New England, 1630, and in a Puritan settlement, one family is banished, for insisting on a different interpretation of The Bible. William leaves the settlement with his wife and four children, heading off to the edge of the distant woods, where he starts his own farm, with his family as helpers. A baby son is born, and life, though difficult, seems to be working out well for the family. One day, the eldest daughter Thomasin (Anya Taylor-Joy) is looking after baby Samuel. In the blink of an eye, the baby disappears, leaving the family distraught. No amount of searching helps, and the boy is presumed lost to a wolf.
William’s wife, Catherine, (Kate Dickie) is inconsolable, refusing to sleep, and praying for the return of her baby. Thomasin is left to do most of the work, along with her brother, Caleb. The small twins are constantly bothering everyone with their mindless chatter and singing, and they also claim to be able to speak to the family’s black billy goat. When Thomasin and Caleb overhear their parents arranging to sell the girl into service to provide money for the farm, Caleb decides that they should take the horse and musket, and hunt for some furs to sell instead.

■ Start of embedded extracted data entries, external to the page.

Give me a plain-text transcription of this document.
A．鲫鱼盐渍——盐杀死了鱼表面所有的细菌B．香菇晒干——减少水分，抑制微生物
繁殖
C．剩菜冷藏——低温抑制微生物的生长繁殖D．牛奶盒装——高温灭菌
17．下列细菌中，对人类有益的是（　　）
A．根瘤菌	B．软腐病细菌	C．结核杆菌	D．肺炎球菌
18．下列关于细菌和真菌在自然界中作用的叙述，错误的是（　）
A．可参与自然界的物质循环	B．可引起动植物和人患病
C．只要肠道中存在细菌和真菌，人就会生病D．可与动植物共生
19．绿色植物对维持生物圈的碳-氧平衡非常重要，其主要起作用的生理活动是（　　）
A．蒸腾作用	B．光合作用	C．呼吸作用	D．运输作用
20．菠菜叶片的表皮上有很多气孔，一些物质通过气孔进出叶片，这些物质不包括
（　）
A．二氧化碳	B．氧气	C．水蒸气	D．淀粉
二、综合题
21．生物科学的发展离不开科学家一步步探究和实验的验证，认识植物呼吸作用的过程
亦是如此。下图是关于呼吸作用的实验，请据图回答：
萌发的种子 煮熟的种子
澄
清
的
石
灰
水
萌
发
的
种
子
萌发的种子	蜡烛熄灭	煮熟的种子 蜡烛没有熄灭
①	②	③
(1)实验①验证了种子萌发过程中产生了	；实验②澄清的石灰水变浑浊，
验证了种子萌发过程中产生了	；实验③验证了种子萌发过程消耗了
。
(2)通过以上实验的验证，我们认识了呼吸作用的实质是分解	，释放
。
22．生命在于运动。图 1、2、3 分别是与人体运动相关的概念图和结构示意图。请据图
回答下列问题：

Lost in the woods, Caleb runs off in search of the family dog, and Thomasin is thrown from the startled horse. Discovering the children are missing, William (Ralph Ineson) heads off in search of them. He finds Thomasin, but there is no sign of Caleb, and the dog, horse, and musket are gone too. Back home, Catherine is half-crazed with anger at her daughter, and distraught to lose another son. But later that night, Caleb returns. The boy is naked, scratched and injured, and unable to speak. The twins accuse Thomasin of witchcraft, and she retaliates by alleging that they are both witches, who claim to speak to the black goat.
Events spiral out of control. Unable to believe any of the children, William shuts them in the barn with the goats, threatening to take them back to the settlement, to be tried as witches. Catherine is having visions, and placing her faith in religion to make everything right. But it soon becomes clear that nothing is going to be right. In fact, it is very much the opposite. Without spoilers, I cannot elaborate, I’m afraid.
This film is nothing like a period drama, and bears little relation to a conventional supernatural horror film. Yet it is a little of both, leaving me thinking that I had watched ‘The Crucible’, mixed in with ‘The Blair Witch Project’. The atmosphere of 17th century New England, with its fiery religion, harsh living conditions, and fear of the unknown is all beautifully conveyed. The costumes and characters never feel less than completely authentic, and there are few ‘make you jump’ moments. In fact, the viewer is rather cleverly led down a path expecting one thing, and something very different happens.
Kate Dickie is just right as the despairing Catherine, and Ralph Ineson looks suitably solid as the weary farmer. But American actress Anya Taylor-Joy steals the film, with a fine performance as the confused and put-upon Thomasin. She is a girl just trying to do the right thing for her family, who can seem to do nothing right in their eyes. Always moody and atmospheric, and benefiting from a startling fantasy sequence in the finale, this is something very different in the genre.
My one gripe is that the film-maker decided to use ‘natural light’. This works well in the outdoor scenes, and adds great mood to the claustrophobic inside of the cabin, lit by just two candles most of the time. But many of the most important scenes are at night, often in dark woodland. We see what the characters are supposed to be able to see, which in some instances is just total darkness.